The mutating joins add columns from `y` to `x`, matching rows based on the keys:
* `inner_join_dt()`: includes all rows in `x` and `y`. * `left_join_dt()`: includes all rows in `x`. * `right_join_dt()`: includes all rows in `y`. * `full_join_dt()`: includes all rows in `x` or `y`.
Filtering joins filter rows from `x` based on the presence or absence of matches in `y`:
* `semi_join_dt()` return all rows from `x` with a match in `y`. * `anti_join_dt()` return all rows from `x` without a match in `y`.
inner_join_dt(x, y, by = NULL, on = NULL, suffix = c(".x", ".y"))
left_join_dt(x, y, by = NULL, on = NULL, suffix = c(".x", ".y"))
right_join_dt(x, y, by = NULL, on = NULL, suffix = c(".x", ".y"))
full_join_dt(x, y, by = NULL, on = NULL, suffix = c(".x", ".y"))
anti_join_dt(x, y, by = NULL, on = NULL)
semi_join_dt(x, y, by = NULL, on = NULL)
A data.table
A data.table
(Optional) A character vector of variables to join by.
If `NULL`, the default, `*_join_dt()` will perform a natural join, using all variables in common across `x` and `y`. A message lists the variables so that you can check they're correct; suppress the message by supplying `by` explicitly.
To join by different variables on `x` and `y`, use a named vector.
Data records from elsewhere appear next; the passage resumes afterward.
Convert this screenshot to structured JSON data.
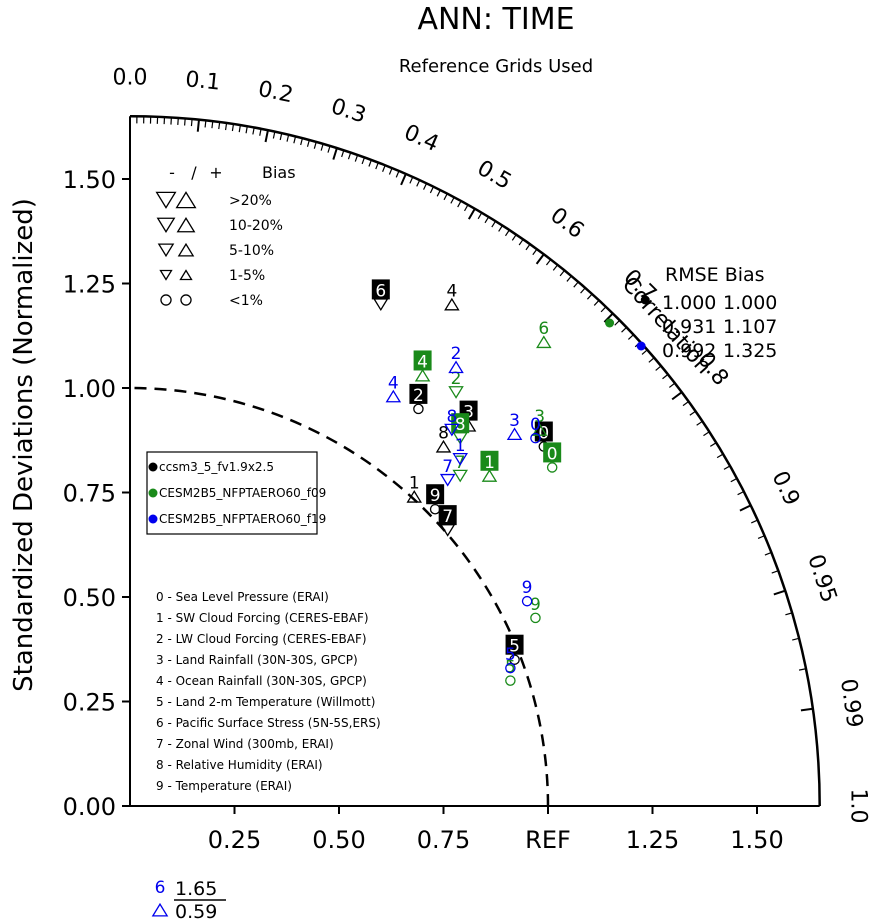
{
  "chart_data": {
    "type": "scatter",
    "title": "ANN: TIME",
    "subtitle": "Reference Grids Used",
    "ylabel": "Standardized Deviations (Normalized)",
    "xlim": [
      0,
      1.65
    ],
    "ylim": [
      0,
      1.65
    ],
    "std_ticks": [
      "0.00",
      "0.25",
      "0.50",
      "0.75",
      "1.00",
      "1.25",
      "1.50"
    ],
    "x_ticks": [
      "0.25",
      "0.50",
      "0.75",
      "REF",
      "1.25",
      "1.50"
    ],
    "corr_ticks": [
      {
        "r": 0.0,
        "label": "0.0"
      },
      {
        "r": 0.1,
        "label": "0.1"
      },
      {
        "r": 0.2,
        "label": "0.2"
      },
      {
        "r": 0.3,
        "label": "0.3"
      },
      {
        "r": 0.4,
        "label": "0.4"
      },
      {
        "r": 0.5,
        "label": "0.5"
      },
      {
        "r": 0.6,
        "label": "0.6"
      },
      {
        "r": 0.7,
        "label": "0.7"
      },
      {
        "r": 0.8,
        "label": "0.8"
      },
      {
        "r": 0.9,
        "label": "0.9"
      },
      {
        "r": 0.95,
        "label": "0.95"
      },
      {
        "r": 0.99,
        "label": "0.99"
      },
      {
        "r": 1.0,
        "label": "1.0"
      }
    ],
    "corr_label": "Correlation",
    "bias_legend": {
      "header": [
        "-",
        "/",
        "+",
        "Bias"
      ],
      "rows": [
        ">20%",
        "10-20%",
        "5-10%",
        "1-5%",
        "<1%"
      ]
    },
    "cases": [
      {
        "name": "ccsm3_5_fv1.9x2.5",
        "color": "#000000"
      },
      {
        "name": "CESM2B5_NFPTAERO60_f09",
        "color": "#1a8a1a"
      },
      {
        "name": "CESM2B5_NFPTAERO60_f19",
        "color": "#0000ee"
      }
    ],
    "variables": [
      "0 - Sea Level Pressure (ERAI)",
      "1 - SW Cloud Forcing (CERES-EBAF)",
      "2 - LW Cloud Forcing (CERES-EBAF)",
      "3 - Land Rainfall (30N-30S, GPCP)",
      "4 - Ocean Rainfall (30N-30S, GPCP)",
      "5 - Land 2-m Temperature (Willmott)",
      "6 - Pacific Surface Stress (5N-5S,ERS)",
      "7 - Zonal Wind (300mb, ERAI)",
      "8 - Relative Humidity (ERAI)",
      "9 - Temperature (ERAI)"
    ],
    "rmse_bias_header": "RMSE  Bias",
    "rmse_bias": [
      {
        "case": 0,
        "rmse": "1.000",
        "bias": "1.000"
      },
      {
        "case": 1,
        "rmse": "0.931",
        "bias": "1.107"
      },
      {
        "case": 2,
        "rmse": "0.992",
        "bias": "1.325"
      }
    ],
    "points": [
      {
        "case": 0,
        "var": "0",
        "x": 0.99,
        "y": 0.86,
        "marker": "circle",
        "boxed": true
      },
      {
        "case": 0,
        "var": "1",
        "x": 0.68,
        "y": 0.74,
        "marker": "tri_up",
        "boxed": false
      },
      {
        "case": 0,
        "var": "2",
        "x": 0.69,
        "y": 0.95,
        "marker": "circle",
        "boxed": true
      },
      {
        "case": 0,
        "var": "3",
        "x": 0.81,
        "y": 0.91,
        "marker": "tri_up",
        "boxed": true
      },
      {
        "case": 0,
        "var": "4",
        "x": 0.77,
        "y": 1.2,
        "marker": "tri_up",
        "boxed": false
      },
      {
        "case": 0,
        "var": "5",
        "x": 0.92,
        "y": 0.35,
        "marker": "circle",
        "boxed": true
      },
      {
        "case": 0,
        "var": "6",
        "x": 0.6,
        "y": 1.2,
        "marker": "tri_down",
        "boxed": true
      },
      {
        "case": 0,
        "var": "7",
        "x": 0.76,
        "y": 0.66,
        "marker": "tri_down",
        "boxed": true
      },
      {
        "case": 0,
        "var": "8",
        "x": 0.75,
        "y": 0.86,
        "marker": "tri_up",
        "boxed": false
      },
      {
        "case": 0,
        "var": "9",
        "x": 0.73,
        "y": 0.71,
        "marker": "circle",
        "boxed": true
      },
      {
        "case": 1,
        "var": "0",
        "x": 1.01,
        "y": 0.81,
        "marker": "circle",
        "boxed": true
      },
      {
        "case": 1,
        "var": "1",
        "x": 0.86,
        "y": 0.79,
        "marker": "tri_up",
        "boxed": true
      },
      {
        "case": 1,
        "var": "2",
        "x": 0.78,
        "y": 0.99,
        "marker": "tri_down",
        "boxed": false
      },
      {
        "case": 1,
        "var": "3",
        "x": 0.98,
        "y": 0.9,
        "marker": "tri_up",
        "boxed": false
      },
      {
        "case": 1,
        "var": "4",
        "x": 0.7,
        "y": 1.03,
        "marker": "tri_up",
        "boxed": true
      },
      {
        "case": 1,
        "var": "5",
        "x": 0.91,
        "y": 0.3,
        "marker": "circle",
        "boxed": false
      },
      {
        "case": 1,
        "var": "6",
        "x": 0.99,
        "y": 1.11,
        "marker": "tri_up",
        "boxed": false
      },
      {
        "case": 1,
        "var": "7",
        "x": 0.79,
        "y": 0.79,
        "marker": "tri_down",
        "boxed": false
      },
      {
        "case": 1,
        "var": "8",
        "x": 0.79,
        "y": 0.88,
        "marker": "tri_down",
        "boxed": true
      },
      {
        "case": 1,
        "var": "9",
        "x": 0.97,
        "y": 0.45,
        "marker": "circle",
        "boxed": false
      },
      {
        "case": 2,
        "var": "0",
        "x": 0.97,
        "y": 0.88,
        "marker": "circle",
        "boxed": false
      },
      {
        "case": 2,
        "var": "1",
        "x": 0.79,
        "y": 0.83,
        "marker": "tri_down",
        "boxed": false
      },
      {
        "case": 2,
        "var": "2",
        "x": 0.78,
        "y": 1.05,
        "marker": "tri_up",
        "boxed": false
      },
      {
        "case": 2,
        "var": "3",
        "x": 0.92,
        "y": 0.89,
        "marker": "tri_up",
        "boxed": false
      },
      {
        "case": 2,
        "var": "4",
        "x": 0.63,
        "y": 0.98,
        "marker": "tri_up",
        "boxed": false
      },
      {
        "case": 2,
        "var": "5",
        "x": 0.91,
        "y": 0.33,
        "marker": "circle",
        "boxed": false
      },
      {
        "case": 2,
        "var": "7",
        "x": 0.76,
        "y": 0.78,
        "marker": "tri_down",
        "boxed": false
      },
      {
        "case": 2,
        "var": "8",
        "x": 0.77,
        "y": 0.9,
        "marker": "tri_down",
        "boxed": false
      },
      {
        "case": 2,
        "var": "9",
        "x": 0.95,
        "y": 0.49,
        "marker": "circle",
        "boxed": false
      }
    ],
    "offscale": {
      "case": 2,
      "var": "6",
      "value1": "1.65",
      "value2": "0.59",
      "marker": "tri_up"
    }
  }
}
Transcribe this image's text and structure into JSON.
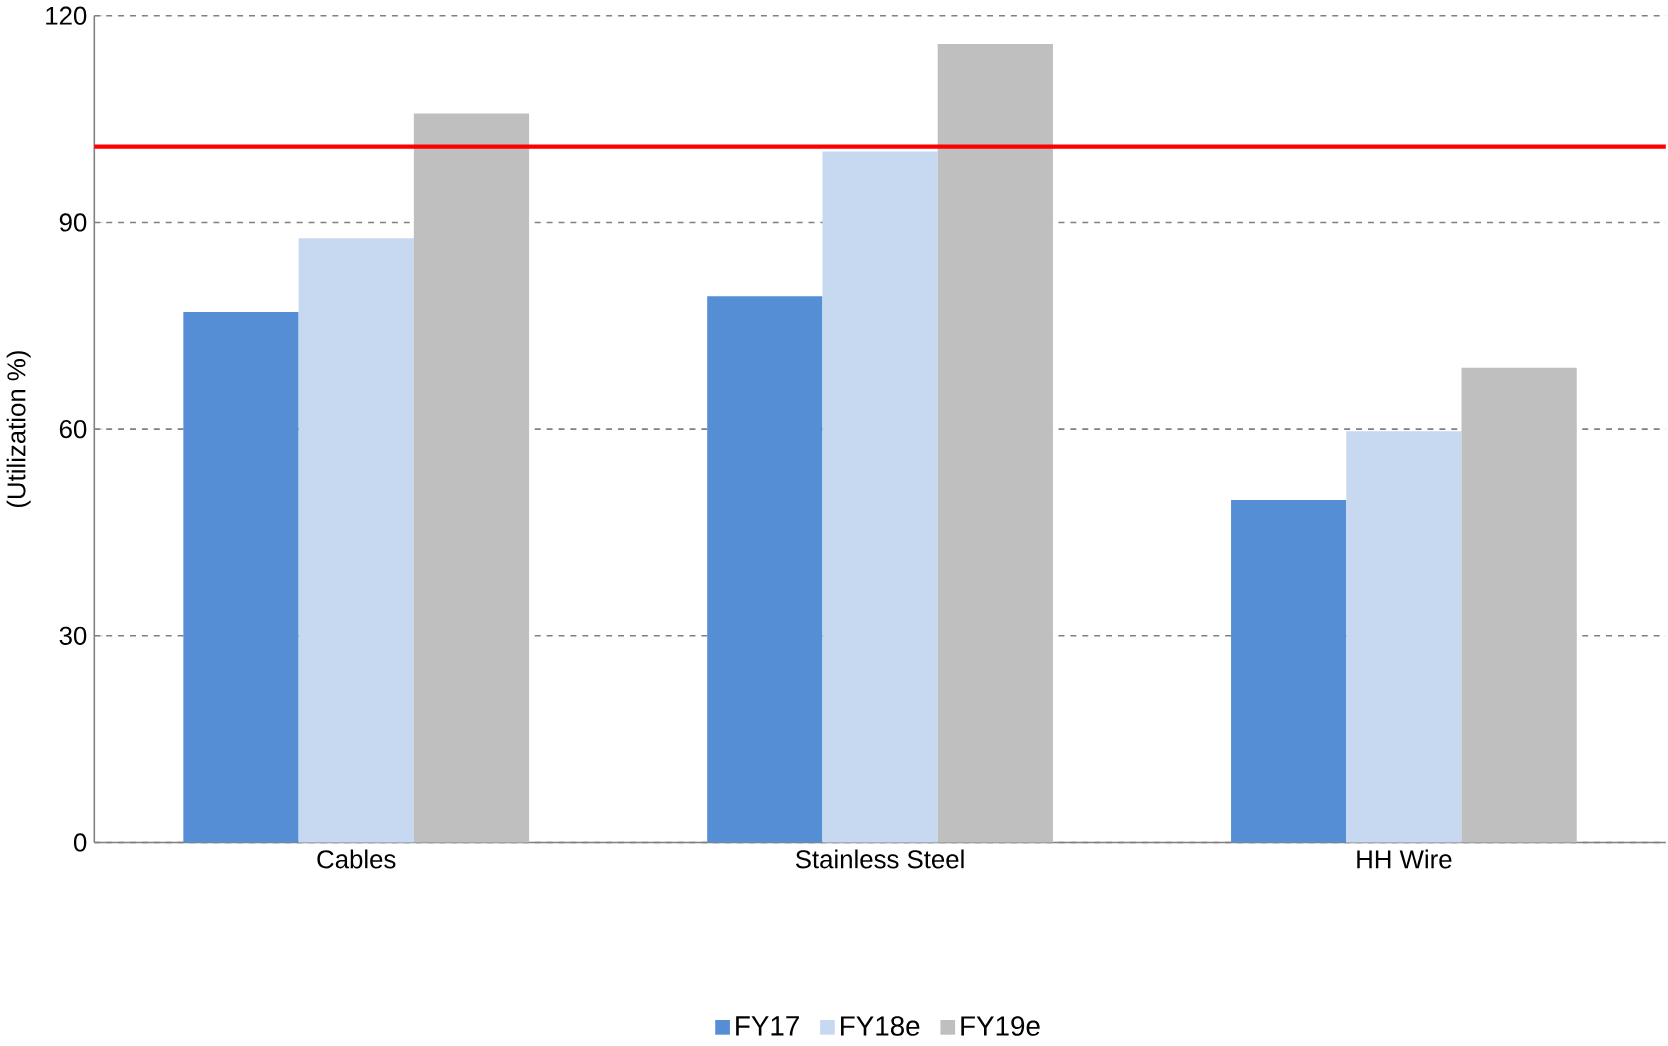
{
  "chart_data": {
    "type": "bar",
    "ylabel": "(Utilization %)",
    "categories": [
      "Cables",
      "Stainless Steel",
      "HH Wire"
    ],
    "series": [
      {
        "name": "FY17",
        "color": "#558ed5",
        "values": [
          77,
          79.3,
          49.7
        ]
      },
      {
        "name": "FY18e",
        "color": "#c6d9f1",
        "values": [
          87.7,
          100.3,
          59.7
        ]
      },
      {
        "name": "FY19e",
        "color": "#bfbfbf",
        "values": [
          105.8,
          115.9,
          68.9
        ]
      }
    ],
    "ylim": [
      0,
      120
    ],
    "yticks": [
      0,
      30,
      60,
      90,
      120
    ],
    "grid": "y",
    "legend": "bottom",
    "ref_lines": [
      {
        "axis": "y",
        "value": 101,
        "color": "#ff0000"
      }
    ]
  }
}
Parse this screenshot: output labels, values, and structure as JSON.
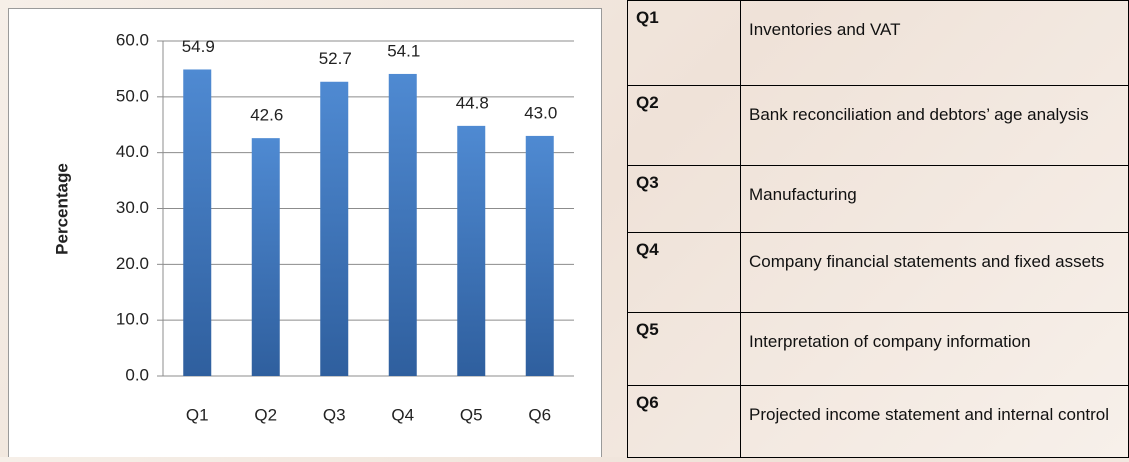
{
  "chart_data": {
    "type": "bar",
    "ylabel": "Percentage",
    "categories": [
      "Q1",
      "Q2",
      "Q3",
      "Q4",
      "Q5",
      "Q6"
    ],
    "values": [
      54.9,
      42.6,
      52.7,
      54.1,
      44.8,
      43.0
    ],
    "value_labels": [
      "54.9",
      "42.6",
      "52.7",
      "54.1",
      "44.8",
      "43.0"
    ],
    "color": "#3f77bd",
    "ylim": [
      0,
      60
    ],
    "yticks": [
      {
        "value": 0,
        "label": "0.0"
      },
      {
        "value": 10,
        "label": "10.0"
      },
      {
        "value": 20,
        "label": "20.0"
      },
      {
        "value": 30,
        "label": "30.0"
      },
      {
        "value": 40,
        "label": "40.0"
      },
      {
        "value": 50,
        "label": "50.0"
      },
      {
        "value": 60,
        "label": "60.0"
      }
    ],
    "grid": true
  },
  "table": {
    "rows": [
      [
        "Q1",
        "Inventories and VAT"
      ],
      [
        "Q2",
        "Bank reconciliation and debtors’ age analysis"
      ],
      [
        "Q3",
        "Manufacturing"
      ],
      [
        "Q4",
        "Company financial statements and fixed assets"
      ],
      [
        "Q5",
        "Interpretation of company information"
      ],
      [
        "Q6",
        "Projected income statement and internal control"
      ]
    ]
  }
}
For example, `by = c("a" = "b")` will match `x$a` to `y$b`.
To join by multiple variables, use a vector with length > 1. For example, `by = c("a", "b")` will match `x$a` to `y$a` and `x$b` to `y$b`. Use a named vector to match different variables in `x` and `y`. For example, `by = c("a" = "b", "c" = "d")` will match `x$a` to `y$b` and `x$c` to `y$d`.
(Optional)
Indicate which columns in x should be joined with which columns in y.
Examples included:
1..by = c("a","b")
(this is a must for set_full_join_dt
);
2..by = c(x1="y1", x2="y2")
;
3..by = c("x1==y1", "x2==y2")
;
4..by = c("a", V2="b")
;
5..by = .(a, b)
;
6..by = c("x>=a", "y<=b")
or .by = .(x>=a, y<=b)
.
If there are non-joined duplicate variables in x and y, these suffixes will be added to the output to disambiguate them. Should be a character vector of length 2.
A data.table
workers = fread("
name company
Nick Acme
John Ajax
Daniela Ajax
")
positions = fread("
name position
John designer
Daniela engineer
Cathie manager
")
workers %>% inner_join_dt(positions)
#> Joining by: name
#> Key: <name>
#> name company position
#> <char> <char> <char>
#> 1: Daniela Ajax engineer
#> 2: John Ajax designer
workers %>% left_join_dt(positions)
#> Joining by: name
#> Key: <name>
#> name company position
#> <char> <char> <char>
#> 1: Daniela Ajax engineer
#> 2: John Ajax designer
#> 3: Nick Acme <NA>
workers %>% right_join_dt(positions)
#> Joining by: name
#> Key: <name>
#> name company position
#> <char> <char> <char>
#> 1: Cathie <NA> manager
#> 2: Daniela Ajax engineer
#> 3: John Ajax designer
workers %>% full_join_dt(positions)
#> Joining by: name
#> Key: <name>
#> name company position
#> <char> <char> <char>
#> 1: Cathie <NA> manager
#> 2: Daniela Ajax engineer
#> 3: John Ajax designer
#> 4: Nick Acme <NA>
# filtering joins
workers %>% anti_join_dt(positions)
#> Joining by: name
#> name company
#> <char> <char>
#> 1: Nick Acme
workers %>% semi_join_dt(positions)
#> Joining by: name
#> name company
#> <char> <char>
#> 1: John Ajax
#> 2: Daniela Ajax
# To suppress the message, supply 'by' argument
workers %>% left_join_dt(positions, by = "name")
#> Key: <name>
#> name company position
#> <char> <char> <char>
#> 1: Daniela Ajax engineer
#> 2: John Ajax designer
#> 3: Nick Acme <NA>
# Use a named 'by' if the join variables have different names
positions2 = setNames(positions, c("worker", "position")) # rename first column in 'positions'
workers %>% inner_join_dt(positions2, by = c("name" = "worker"))
#> Key: <name>
#> name company position
#> <char> <char> <char>
#> 1: Daniela Ajax engineer
#> 2: John Ajax designer
# the syntax of 'on' could be a bit different
workers %>% inner_join_dt(positions2,on = "name==worker")
#> name company position
#> <char> <char> <char>
#> 1: John Ajax designer
#> 2: Daniela Ajax engineer